The Solid Waste Disposal Authority of Baldwin County, Alabama – one of the fastest-growing counties in the country – is investing in their solid waste and recycling collection operations with a new forward-thinking approach to cart management services. In an effort to achieve greater efficiency and improve customer service, The Solid Waste Disposal Authority of Baldwin County made the transition to National Cart Services (NCS) – a dedicated garbage cart management firm – effective October 1, 2025.

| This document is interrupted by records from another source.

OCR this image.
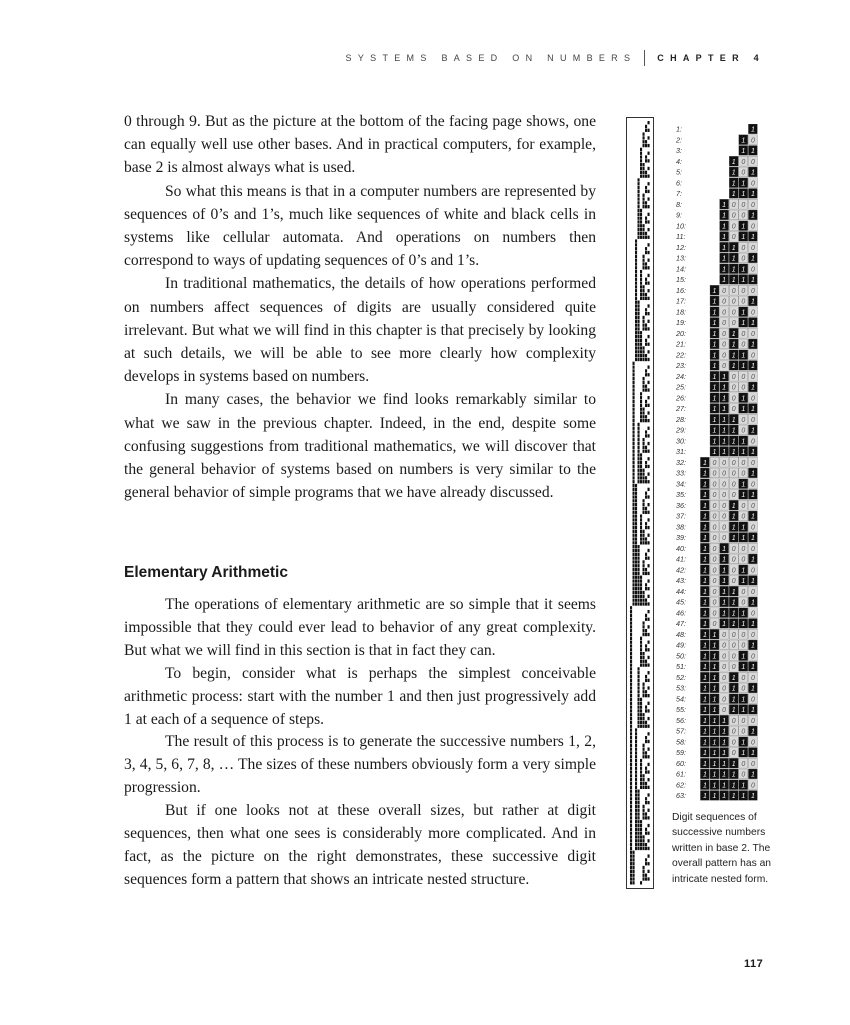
SYSTEMS BASED ON NUMBERS CHAPTER 4

0 through 9. But as the picture at the bottom of the facing page shows, one can equally well use other bases. And in practical computers, for example, base 2 is almost always what is used.

So what this means is that in a computer numbers are represented by sequences of 0’s and 1’s, much like sequences of white and black cells in systems like cellular automata. And operations on numbers then correspond to ways of updating sequences of 0’s and 1’s.

In traditional mathematics, the details of how operations performed on numbers affect sequences of digits are usually considered quite irrelevant. But what we will find in this chapter is that precisely by looking at such details, we will be able to see more clearly how complexity develops in systems based on numbers.

In many cases, the behavior we find looks remarkably similar to what we saw in the previous chapter. Indeed, in the end, despite some confusing suggestions from traditional mathematics, we will discover that the general behavior of systems based on numbers is very similar to the general behavior of simple programs that we have already discussed.

Elementary Arithmetic

The operations of elementary arithmetic are so simple that it seems impossible that they could ever lead to behavior of any great complexity. But what we will find in this section is that in fact they can.

To begin, consider what is perhaps the simplest conceivable arithmetic process: start with the number 1 and then just progressively add 1 at each of a sequence of steps.

The result of this process is to generate the successive numbers 1, 2, 3, 4, 5, 6, 7, 8, … The sizes of these numbers obviously form a very simple progression.

But if one looks not at these overall sizes, but rather at digit sequences, then what one sees is considerably more complicated. And in fact, as the picture on the right demonstrates, these successive digit sequences form a pattern that shows an intricate nested structure.

1:	1
2:	1 0
3:	1 1
4:	1 0 0
5:	1 0 1
6:	1 1 0
7:	1 1 1
8:	1 0 0 0
9:	1 0 0 1
10:	1 0 1 0
11:	1 0 1 1
12:	1 1 0 0
13:	1 1 0 1
14:	1 1 1 0
15:	1 1 1 1
16:	1 0 0 0 0
17:	1 0 0 0 1
18:	1 0 0 1 0
19:	1 0 0 1 1
20:	1 0 1 0 0
21:	1 0 1 0 1
22:	1 0 1 1 0
23:	1 0 1 1 1
24:	1 1 0 0 0
25:	1 1 0 0 1
26:	1 1 0 1 0
27:	1 1 0 1 1
28:	1 1 1 0 0
29:	1 1 1 0 1
30:	1 1 1 1 0
31:	1 1 1 1 1
32: 1 0 0 0 0 0
33: 1 0 0 0 0 1
34: 1 0 0 0 1 0
35: 1 0 0 0 1 1
36: 1 0 0 1 0 0
37: 1 0 0 1 0 1
38: 1 0 0 1 1 0
39: 1 0 0 1 1 1
40: 1 0 1 0 0 0
41: 1 0 1 0 0 1
42: 1 0 1 0 1 0
43: 1 0 1 0 1 1
44: 1 0 1 1 0 0
45: 1 0 1 1 0 1
46: 1 0 1 1 1 0
47: 1 0 1 1 1 1
48: 1 1 0 0 0 0
49: 1 1 0 0 0 1
50: 1 1 0 0 1 0
51: 1 1 0 0 1 1
52: 1 1 0 1 0 0
53: 1 1 0 1 0 1
54: 1 1 0 1 1 0
55: 1 1 0 1 1 1
56: 1 1 1 0 0 0
57: 1 1 1 0 0 1
58: 1 1 1 0 1 0
59: 1 1 1 0 1 1
60: 1 1 1 1 0 0
61: 1 1 1 1 0 1
62: 1 1 1 1 1 0
63: 1 1 1 1 1 1
Digit sequences of successive numbers written in base 2. The overall pattern has an intricate nested form.
117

“Residents today expect the same level of speed and convenience they get from Amazon and other everyday service delivery providers,” says Terri Graham, CEO of the Solid Waste Disposal Authority of Baldwin County. “This service model is about meeting those expectations while preparing for what’s coming next in our industry. We realize cart management is a critical component of our operations. SWDA has seen a 42% growth in residential customers in the last 15 years. Ensuring we maintain exceptional customer service is critical to our mission. Allowing National Cart Services to partner with SWDA helps us diversify our operations and more strategically align our resources.”
Why Unbundling Matters
Since the introduction of plastic carts in the late 1980’s, waste collection and cart management typically have been bundled together and managed by the residential collection service provider. But NCS sees inherent flaws with this approach, as carts aren’t a hauler’s core business and often are not a high priority, so service and innovation potentially suffer.

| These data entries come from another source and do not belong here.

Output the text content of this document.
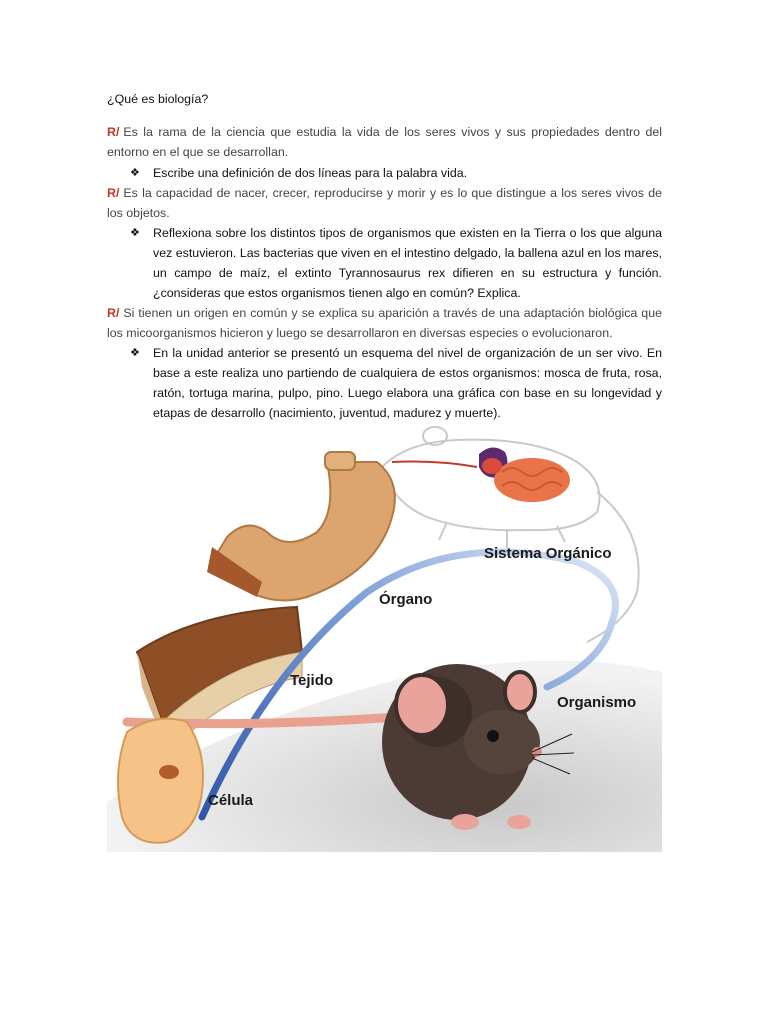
¿Qué es biología?
R/ Es la rama de la ciencia que estudia la vida de los seres vivos y sus propiedades dentro del entorno en el que se desarrollan.
❖ Escribe una definición de dos líneas para la palabra vida.
R/ Es la capacidad de nacer, crecer, reproducirse y morir y es lo que distingue a los seres vivos de los objetos.
❖ Reflexiona sobre los distintos tipos de organismos que existen en la Tierra o los que alguna vez estuvieron. Las bacterias que viven en el intestino delgado, la ballena azul en los mares, un campo de maíz, el extinto Tyrannosaurus rex difieren en su estructura y función. ¿consideras que estos organismos tienen algo en común? Explica.
R/ Si tienen un origen en común y se explica su aparición a través de una adaptación biológica que los micoorganismos hicieron y luego se desarrollaron en diversas especies o evolucionaron.
❖ En la unidad anterior se presentó un esquema del nivel de organización de un ser vivo. En base a este realiza uno partiendo de cualquiera de estos organismos: mosca de fruta, rosa, ratón, tortuga marina, pulpo, pino. Luego elabora una gráfica con base en su longevidad y etapas de desarrollo (nacimiento, juventud, madurez y muerte).
Célula
Tejido
Órgano
Sistema Orgánico
Organismo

By unbundling cart management and waste collection services, SWDA is ensuring it is focused on current operations and its newest mission – providing recycling services to all citizens in Baldwin County. Supporting the Baldwin County Commission’s Strategic Plan of Protecting our Natural Resources, SWDA was charged with constructing and operating a Material Recovery Facility, six (6) CHaRM sites (Center for Hard to Recycle Material) and providing curbside recycling to more than 80,000 Baldwin County residents. This new service opportunity for SWDA created the perfect opportunity for NCS to partner with SWDA and provide dedicated resources to cart management. Outsourcing non-core functions to specialized providers is how companies like Apple, which has never manufactured a smartphone, optimizes value for its customers.
But this shift is more than operational efficiency. It’s about treating carts as critical infrastructure: assets that need oversight, tracking, lifecycle planning, and a system designed to maximize their use.
Leading the Industry Transformation
SWDA’s innovative approach is part of a larger trend redefining how municipalities including Ft. Worth, Texas and Hillsborough County, Florida think about solid waste and recycling collection operations. Communities and private haulers that embrace the new innovative and unbundled model not only deliver higher levels of customer service, but will also reduce costs in the face of rising cost pressures on collection and disposal expenses.
“In my opinion, this isn’t just a short term or one-off solution,” says Graham. “It’s the approach that will soon become the common practice in our industry. By taking this step today, SWDA is making sure we’re not reacting to change – we’re leading it.”
Preparing for Tomorrow’s Waste Streams
As recycling programs expand into separate food and yard waste streams and multi-stream recycling takes hold, the proliferation of carts will follow and the complexity of managing these assets will only grow. And at $60 for a 95-gallon cart, the costs of mismanagement quickly become unsustainable.
“Managing multiple cart types efficiently requires a dedicated system and a completely different operating model, not something bolted onto collection by default,” says Dave Piejak, President & CEO of NCS. “We’ve built NCS to manage this complexity today so that Baldwin County is ready for tomorrow.”